The government’s response to the Windrush scandal has already seen thousands of people given fast-track immigration paperwork. All were entitled to live in the UK but were previously unable to prove it, meaning that they lost jobs, denied access to the NHS, put in immigration detention or removed from the UK. The Home Office has been investigating how many people are in these last two categories.
Sajid Javid told another parliamentary committee in August that officials had reviewed 11,800 cases where people from the Caribbean had been removed from the UK or held in detention centres over the years. Of those, 164 seemed to have been in the UK before 1 January 1973, meaning that they would have been here legally and should not have been targeted.
But the 11,800 “did not include cases defined in our systems as being a ‘criminal case type'”, Javid said at the time, “because as I have consistently expressed, I make a purposeful distinction between criminal and other cases. Work is ongoing to check that this is not too broad a category…”
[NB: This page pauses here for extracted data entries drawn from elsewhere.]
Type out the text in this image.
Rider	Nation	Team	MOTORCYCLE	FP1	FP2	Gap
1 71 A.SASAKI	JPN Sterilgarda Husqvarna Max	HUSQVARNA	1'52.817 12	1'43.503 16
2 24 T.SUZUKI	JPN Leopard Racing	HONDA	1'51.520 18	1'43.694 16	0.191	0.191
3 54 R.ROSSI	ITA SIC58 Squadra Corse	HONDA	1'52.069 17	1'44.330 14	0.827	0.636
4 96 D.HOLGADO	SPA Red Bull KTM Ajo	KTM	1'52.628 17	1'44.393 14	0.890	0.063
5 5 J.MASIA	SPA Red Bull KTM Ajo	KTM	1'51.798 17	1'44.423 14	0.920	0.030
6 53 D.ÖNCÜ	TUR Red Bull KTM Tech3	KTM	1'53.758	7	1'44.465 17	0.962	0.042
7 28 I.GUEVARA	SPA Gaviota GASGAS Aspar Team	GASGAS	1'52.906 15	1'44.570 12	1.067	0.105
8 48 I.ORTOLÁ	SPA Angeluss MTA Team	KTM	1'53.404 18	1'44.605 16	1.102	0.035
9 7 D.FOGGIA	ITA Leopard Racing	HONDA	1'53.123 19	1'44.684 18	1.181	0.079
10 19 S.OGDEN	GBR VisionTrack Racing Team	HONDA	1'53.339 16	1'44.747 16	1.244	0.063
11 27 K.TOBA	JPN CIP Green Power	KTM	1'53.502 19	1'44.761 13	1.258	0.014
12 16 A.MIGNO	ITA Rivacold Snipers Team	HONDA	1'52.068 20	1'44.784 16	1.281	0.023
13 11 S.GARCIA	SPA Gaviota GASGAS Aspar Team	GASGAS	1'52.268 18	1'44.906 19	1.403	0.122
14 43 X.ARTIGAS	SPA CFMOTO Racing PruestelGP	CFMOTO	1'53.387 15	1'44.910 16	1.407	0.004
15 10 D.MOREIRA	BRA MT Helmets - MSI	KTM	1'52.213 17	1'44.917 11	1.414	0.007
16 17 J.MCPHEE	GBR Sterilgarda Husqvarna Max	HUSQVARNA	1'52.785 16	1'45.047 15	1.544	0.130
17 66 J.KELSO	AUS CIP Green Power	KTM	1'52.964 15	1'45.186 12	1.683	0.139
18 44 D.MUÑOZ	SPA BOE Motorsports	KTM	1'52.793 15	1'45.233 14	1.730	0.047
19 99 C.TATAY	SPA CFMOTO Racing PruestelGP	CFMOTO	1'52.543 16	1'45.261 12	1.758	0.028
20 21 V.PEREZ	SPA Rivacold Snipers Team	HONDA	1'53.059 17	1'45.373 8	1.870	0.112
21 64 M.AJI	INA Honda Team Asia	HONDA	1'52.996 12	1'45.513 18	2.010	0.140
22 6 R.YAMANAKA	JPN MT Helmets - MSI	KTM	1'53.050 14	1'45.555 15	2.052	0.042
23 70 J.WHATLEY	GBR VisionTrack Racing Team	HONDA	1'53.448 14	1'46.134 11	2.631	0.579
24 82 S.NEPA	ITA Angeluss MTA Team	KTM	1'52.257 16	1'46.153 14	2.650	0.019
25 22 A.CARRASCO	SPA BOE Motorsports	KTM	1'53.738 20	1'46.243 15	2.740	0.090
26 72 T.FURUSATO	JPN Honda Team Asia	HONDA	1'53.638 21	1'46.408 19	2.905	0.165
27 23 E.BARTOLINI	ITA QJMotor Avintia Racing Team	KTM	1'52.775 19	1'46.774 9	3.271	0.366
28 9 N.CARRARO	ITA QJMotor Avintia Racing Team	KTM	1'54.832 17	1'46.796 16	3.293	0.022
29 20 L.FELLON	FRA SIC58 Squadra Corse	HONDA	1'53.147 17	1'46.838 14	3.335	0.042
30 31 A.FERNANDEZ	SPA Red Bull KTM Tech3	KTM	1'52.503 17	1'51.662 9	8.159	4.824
Javid has now written to the Joint Committee on Human Rights conceding that it was too broad a category. Some people with a criminal marker on their file had not committed a crime at all:
Following work to review the population of previously excluded cases, we have identified that some individuals with a criminal case type marker may have committed only a minor offence/s or have been acquitted or not prosecuted.
The letter in full is below:
The committee’s chair, Harriet Harman, said that:
The Committee’s probing of this issue has revealed that Windrush people who’d been acquitted of criminal charges, or charged but never prosecuted, were nonetheless excluded from the Home Office review because they were subject to “criminal case markers”.
This is Home Office blundering in their attempt to sort out a Home Office blunder. The Home Office appear to be struggling to grasp even the fundamentals of tackling such a serious injustice.
It is unclear how many people have not been counted because officials incorrectly thought they were criminals, or how many of those will turn out to have been in the UK legally. Javid writes that “we will continue to exclude individuals who have been deported following a criminal conviction” and officials are now trying to work out how many more records need to be checked.